Important differences between Golang and Node.js
We took a look at Go as an inspiration, but let’s look at some critical differences between the Node.js coroutines we just described and the Golang goroutines.
It must be noted that the Golang runtime is different from that of Node.js in the sense that it has a user-space M:N scheduler that makes efficient use of multiple CPU cores. It uses OS threads (N threads) on a machine to distribute the goroutines (M goroutines). The goroutines are preemptive which means the scheduler takes care automatically of making sure each gets a fair share of the CPU (Go here for a good summary of that).
A Node.js uses one OS thread to run all events in its event loop. Therefore, it cannot take advantage of using multiple processor cores. Furthermore, our Node.js coroutines are cooperative and not preemptive. There is no scheduler to interrupt code execution, and the routine effectively yields to allow other routines to run only when you call await or when it terminates.

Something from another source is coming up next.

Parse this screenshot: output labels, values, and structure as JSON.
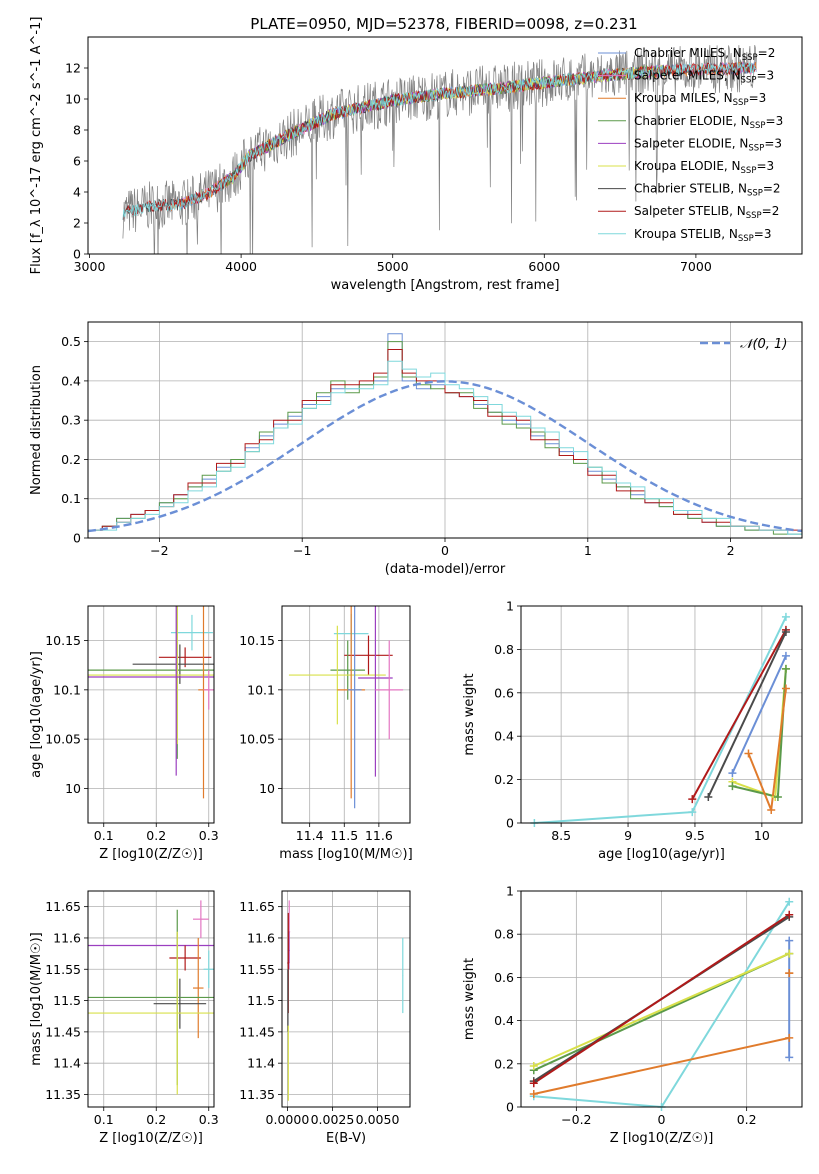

Note how in the first example we used the forced “yield” to prevent the infinite loop from blocking the node process, implemented as such:
await new Promise(resolve => setImmediate(resolve))

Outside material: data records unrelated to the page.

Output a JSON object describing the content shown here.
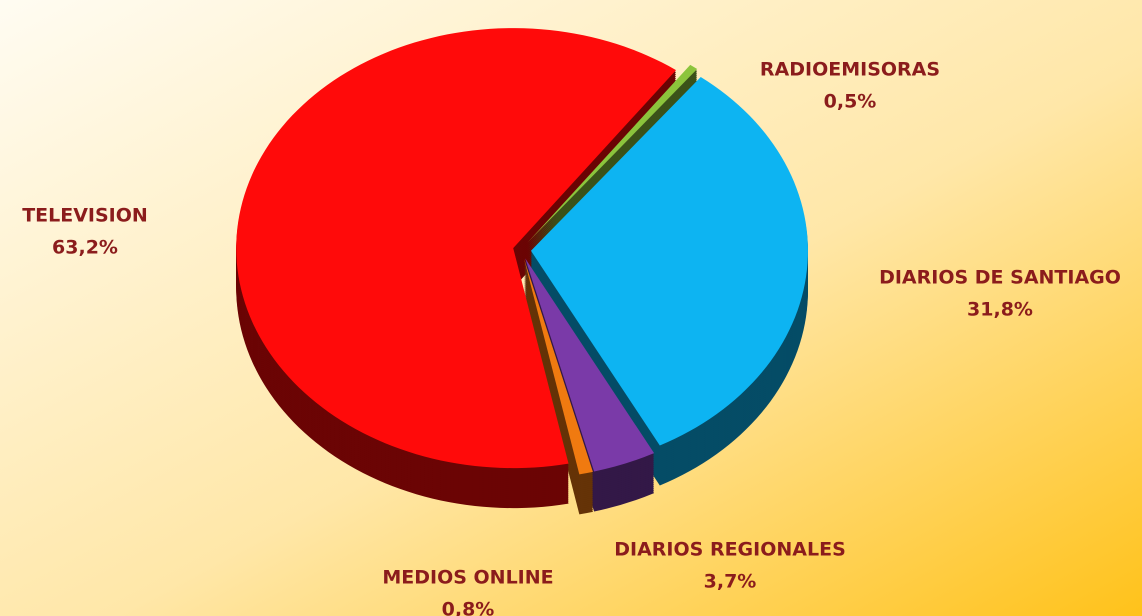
{
  "chart_data": {
    "type": "pie",
    "categories": [
      "RADIOEMISORAS",
      "DIARIOS DE SANTIAGO",
      "DIARIOS REGIONALES",
      "MEDIOS ONLINE",
      "TELEVISION"
    ],
    "values": [
      0.5,
      31.8,
      3.7,
      0.8,
      63.2
    ],
    "value_labels": [
      "0,5%",
      "31,8%",
      "3,7%",
      "0,8%",
      "63,2%"
    ],
    "colors": [
      "#8cc43c",
      "#0db4f2",
      "#7a3aa8",
      "#f07a10",
      "#ff0a0a"
    ]
  }
}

Thus the problem of overly long CPU-bound tasks that can starve other events from being handled is still present of course.
Although at first glance the underlying single threaded implementation of Node.js looks inferior because of non-automatic utilization of all cores and the lack of pre-emption (see the funny piece of Ted Dziuba), we can argue in terms of debugging and code simplicity a Node.js process is easier to deal with.

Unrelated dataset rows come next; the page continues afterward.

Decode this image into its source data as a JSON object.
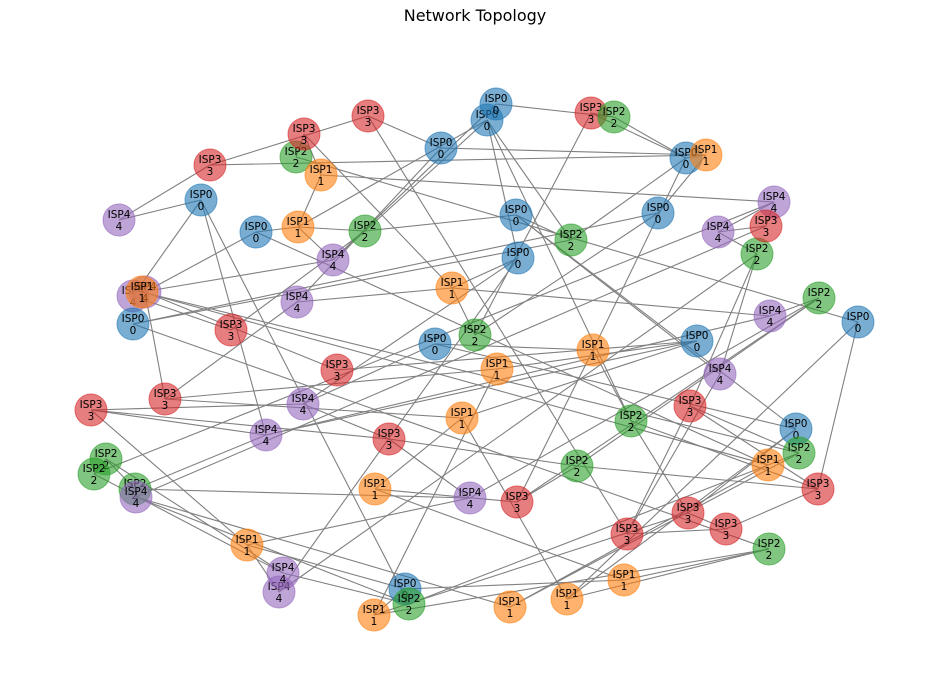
{
  "title": "Network Topology",
  "colors": {
    "ISP0": "#1f77b4",
    "ISP1": "#ff7f0e",
    "ISP2": "#2ca02c",
    "ISP3": "#d62728",
    "ISP4": "#9467bd",
    "edge": "#808080"
  },
  "nodes": [
    {
      "id": "n1",
      "isp": "ISP4",
      "label": "4"
    },
    {
      "id": "n2",
      "isp": "ISP0",
      "label": "0"
    },
    {
      "id": "n3",
      "isp": "ISP0",
      "label": "0"
    },
    {
      "id": "n4",
      "isp": "ISP4",
      "label": "4"
    },
    {
      "id": "n5",
      "isp": "ISP0",
      "label": "0"
    },
    {
      "id": "n6",
      "isp": "ISP3",
      "label": "3"
    },
    {
      "id": "n7",
      "isp": "ISP0",
      "label": "0"
    },
    {
      "id": "n8",
      "isp": "ISP2",
      "label": "2"
    },
    {
      "id": "n9",
      "isp": "ISP3",
      "label": "3"
    },
    {
      "id": "n10",
      "isp": "ISP1",
      "label": "1"
    },
    {
      "id": "n11",
      "isp": "ISP1",
      "label": "1"
    },
    {
      "id": "n12",
      "isp": "ISP0",
      "label": "0"
    },
    {
      "id": "n13",
      "isp": "ISP0",
      "label": "0"
    },
    {
      "id": "n14",
      "isp": "ISP3",
      "label": "3"
    },
    {
      "id": "n15",
      "isp": "ISP4",
      "label": "4"
    },
    {
      "id": "n16",
      "isp": "ISP2",
      "label": "2"
    },
    {
      "id": "n17",
      "isp": "ISP3",
      "label": "3"
    },
    {
      "id": "n18",
      "isp": "ISP0",
      "label": "0"
    },
    {
      "id": "n19",
      "isp": "ISP1",
      "label": "1"
    },
    {
      "id": "n20",
      "isp": "ISP2",
      "label": "2"
    },
    {
      "id": "n21",
      "isp": "ISP4",
      "label": "4"
    },
    {
      "id": "n22",
      "isp": "ISP0",
      "label": "0"
    },
    {
      "id": "n23",
      "isp": "ISP2",
      "label": "2"
    },
    {
      "id": "n24",
      "isp": "ISP3",
      "label": "3"
    },
    {
      "id": "n25",
      "isp": "ISP2",
      "label": "2"
    },
    {
      "id": "n26",
      "isp": "ISP0",
      "label": "0"
    },
    {
      "id": "n27",
      "isp": "ISP1",
      "label": "1"
    },
    {
      "id": "n28",
      "isp": "ISP0",
      "label": "0"
    },
    {
      "id": "n29",
      "isp": "ISP1",
      "label": "1"
    },
    {
      "id": "n30",
      "isp": "ISP0",
      "label": "0"
    },
    {
      "id": "n31",
      "isp": "ISP4",
      "label": "4"
    },
    {
      "id": "n32",
      "isp": "ISP3",
      "label": "3"
    },
    {
      "id": "n33",
      "isp": "ISP3",
      "label": "3"
    },
    {
      "id": "n34",
      "isp": "ISP1",
      "label": "1"
    },
    {
      "id": "n35",
      "isp": "ISP0",
      "label": "0"
    },
    {
      "id": "n36",
      "isp": "ISP1",
      "label": "1"
    },
    {
      "id": "n37",
      "isp": "ISP1",
      "label": "1"
    },
    {
      "id": "n38",
      "isp": "ISP3",
      "label": "3"
    },
    {
      "id": "n39",
      "isp": "ISP4",
      "label": "4"
    },
    {
      "id": "n40",
      "isp": "ISP2",
      "label": "2"
    },
    {
      "id": "n41",
      "isp": "ISP4",
      "label": "4"
    },
    {
      "id": "n42",
      "isp": "ISP2",
      "label": "2"
    },
    {
      "id": "n43",
      "isp": "ISP3",
      "label": "3"
    },
    {
      "id": "n44",
      "isp": "ISP4",
      "label": "4"
    },
    {
      "id": "n45",
      "isp": "ISP3",
      "label": "3"
    },
    {
      "id": "n46",
      "isp": "ISP2",
      "label": "2"
    },
    {
      "id": "n47",
      "isp": "ISP4",
      "label": "4"
    },
    {
      "id": "n48",
      "isp": "ISP1",
      "label": "1"
    },
    {
      "id": "n49",
      "isp": "ISP4",
      "label": "4"
    },
    {
      "id": "n50",
      "isp": "ISP0",
      "label": "0"
    },
    {
      "id": "n51",
      "isp": "ISP1",
      "label": "1"
    },
    {
      "id": "n52",
      "isp": "ISP1",
      "label": "1"
    },
    {
      "id": "n53",
      "isp": "ISP2",
      "label": "2"
    },
    {
      "id": "n54",
      "isp": "ISP1",
      "label": "1"
    },
    {
      "id": "n55",
      "isp": "ISP0",
      "label": "0"
    },
    {
      "id": "n56",
      "isp": "ISP0",
      "label": "0"
    },
    {
      "id": "n57",
      "isp": "ISP3",
      "label": "3"
    },
    {
      "id": "n58",
      "isp": "ISP2",
      "label": "2"
    },
    {
      "id": "n59",
      "isp": "ISP3",
      "label": "3"
    },
    {
      "id": "n60",
      "isp": "ISP3",
      "label": "3"
    },
    {
      "id": "n61",
      "isp": "ISP3",
      "label": "3"
    },
    {
      "id": "n62",
      "isp": "ISP3",
      "label": "3"
    },
    {
      "id": "n63",
      "isp": "ISP4",
      "label": "4"
    },
    {
      "id": "n64",
      "isp": "ISP2",
      "label": "2"
    },
    {
      "id": "n65",
      "isp": "ISP4",
      "label": "4"
    },
    {
      "id": "n66",
      "isp": "ISP4",
      "label": "4"
    },
    {
      "id": "n67",
      "isp": "ISP3",
      "label": "3"
    },
    {
      "id": "n68",
      "isp": "ISP2",
      "label": "2"
    },
    {
      "id": "n69",
      "isp": "ISP2",
      "label": "2"
    },
    {
      "id": "n70",
      "isp": "ISP4",
      "label": "4"
    },
    {
      "id": "n71",
      "isp": "ISP4",
      "label": "4"
    },
    {
      "id": "n72",
      "isp": "ISP2",
      "label": "2"
    },
    {
      "id": "n73",
      "isp": "ISP1",
      "label": "1"
    },
    {
      "id": "n74",
      "isp": "ISP2",
      "label": "2"
    },
    {
      "id": "n75",
      "isp": "ISP1",
      "label": "1"
    },
    {
      "id": "n76",
      "isp": "ISP1",
      "label": "1"
    }
  ],
  "edges": [
    [
      "n1",
      "n2"
    ],
    [
      "n1",
      "n6"
    ],
    [
      "n2",
      "n41"
    ],
    [
      "n2",
      "n4"
    ],
    [
      "n2",
      "n72"
    ],
    [
      "n3",
      "n75"
    ],
    [
      "n3",
      "n31"
    ],
    [
      "n3",
      "n11"
    ],
    [
      "n4",
      "n17"
    ],
    [
      "n5",
      "n23"
    ],
    [
      "n5",
      "n28"
    ],
    [
      "n6",
      "n27"
    ],
    [
      "n6",
      "n14"
    ],
    [
      "n7",
      "n58"
    ],
    [
      "n7",
      "n11"
    ],
    [
      "n7",
      "n23"
    ],
    [
      "n7",
      "n16"
    ],
    [
      "n7",
      "n18"
    ],
    [
      "n8",
      "n9"
    ],
    [
      "n8",
      "n56"
    ],
    [
      "n9",
      "n10"
    ],
    [
      "n9",
      "n19"
    ],
    [
      "n10",
      "n11"
    ],
    [
      "n10",
      "n66"
    ],
    [
      "n11",
      "n15"
    ],
    [
      "n11",
      "n16"
    ],
    [
      "n12",
      "n27"
    ],
    [
      "n12",
      "n21"
    ],
    [
      "n13",
      "n15"
    ],
    [
      "n14",
      "n12"
    ],
    [
      "n14",
      "n61"
    ],
    [
      "n15",
      "n16"
    ],
    [
      "n15",
      "n76"
    ],
    [
      "n16",
      "n17"
    ],
    [
      "n16",
      "n22"
    ],
    [
      "n18",
      "n19"
    ],
    [
      "n18",
      "n44"
    ],
    [
      "n18",
      "n49"
    ],
    [
      "n19",
      "n39"
    ],
    [
      "n19",
      "n21"
    ],
    [
      "n19",
      "n20"
    ],
    [
      "n20",
      "n28"
    ],
    [
      "n22",
      "n23"
    ],
    [
      "n22",
      "n63"
    ],
    [
      "n22",
      "n55"
    ],
    [
      "n23",
      "n26"
    ],
    [
      "n24",
      "n26"
    ],
    [
      "n24",
      "n25"
    ],
    [
      "n25",
      "n26"
    ],
    [
      "n26",
      "n27"
    ],
    [
      "n26",
      "n29"
    ],
    [
      "n27",
      "n28"
    ],
    [
      "n29",
      "n30"
    ],
    [
      "n29",
      "n38"
    ],
    [
      "n29",
      "n58"
    ],
    [
      "n30",
      "n55"
    ],
    [
      "n30",
      "n44"
    ],
    [
      "n31",
      "n32"
    ],
    [
      "n31",
      "n33"
    ],
    [
      "n32",
      "n34"
    ],
    [
      "n32",
      "n36"
    ],
    [
      "n33",
      "n35"
    ],
    [
      "n34",
      "n35"
    ],
    [
      "n34",
      "n51"
    ],
    [
      "n35",
      "n36"
    ],
    [
      "n35",
      "n41"
    ],
    [
      "n36",
      "n37"
    ],
    [
      "n36",
      "n54"
    ],
    [
      "n37",
      "n38"
    ],
    [
      "n37",
      "n52"
    ],
    [
      "n38",
      "n40"
    ],
    [
      "n38",
      "n42"
    ],
    [
      "n39",
      "n40"
    ],
    [
      "n39",
      "n41"
    ],
    [
      "n40",
      "n42"
    ],
    [
      "n40",
      "n47"
    ],
    [
      "n41",
      "n43"
    ],
    [
      "n41",
      "n46"
    ],
    [
      "n42",
      "n45"
    ],
    [
      "n43",
      "n44"
    ],
    [
      "n43",
      "n45"
    ],
    [
      "n43",
      "n48"
    ],
    [
      "n44",
      "n45"
    ],
    [
      "n45",
      "n47"
    ],
    [
      "n46",
      "n47"
    ],
    [
      "n46",
      "n68"
    ],
    [
      "n47",
      "n48"
    ],
    [
      "n48",
      "n49"
    ],
    [
      "n48",
      "n50"
    ],
    [
      "n49",
      "n64"
    ],
    [
      "n50",
      "n51"
    ],
    [
      "n50",
      "n52"
    ],
    [
      "n51",
      "n57"
    ],
    [
      "n51",
      "n53"
    ],
    [
      "n52",
      "n53"
    ],
    [
      "n53",
      "n54"
    ],
    [
      "n54",
      "n55"
    ],
    [
      "n54",
      "n56"
    ],
    [
      "n55",
      "n57"
    ],
    [
      "n56",
      "n60"
    ],
    [
      "n57",
      "n58"
    ],
    [
      "n57",
      "n59"
    ],
    [
      "n58",
      "n60"
    ],
    [
      "n59",
      "n60"
    ],
    [
      "n59",
      "n61"
    ],
    [
      "n60",
      "n62"
    ],
    [
      "n61",
      "n62"
    ],
    [
      "n61",
      "n63"
    ],
    [
      "n62",
      "n64"
    ],
    [
      "n62",
      "n74"
    ],
    [
      "n63",
      "n64"
    ],
    [
      "n64",
      "n65"
    ],
    [
      "n65",
      "n66"
    ],
    [
      "n65",
      "n67"
    ],
    [
      "n66",
      "n67"
    ],
    [
      "n66",
      "n69"
    ],
    [
      "n67",
      "n70"
    ],
    [
      "n68",
      "n69"
    ],
    [
      "n68",
      "n71"
    ],
    [
      "n69",
      "n71"
    ],
    [
      "n70",
      "n72"
    ],
    [
      "n70",
      "n73"
    ],
    [
      "n71",
      "n72"
    ],
    [
      "n72",
      "n74"
    ],
    [
      "n73",
      "n74"
    ],
    [
      "n73",
      "n75"
    ],
    [
      "n74",
      "n76"
    ],
    [
      "n75",
      "n76"
    ],
    [
      "n13",
      "n25"
    ],
    [
      "n20",
      "n24"
    ],
    [
      "n42",
      "n60"
    ],
    [
      "n5",
      "n53"
    ],
    [
      "n21",
      "n32"
    ]
  ]
}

For one, because of lack of pre-emption you can safely assume that a code section that does not perform await will be executed without being interrupted so in case of having to mutate a set of mutable variables, you do not need to concern yourself at all with locking around a critical code section to prevent corrupting the shared mutable structures (an array or linked list for example).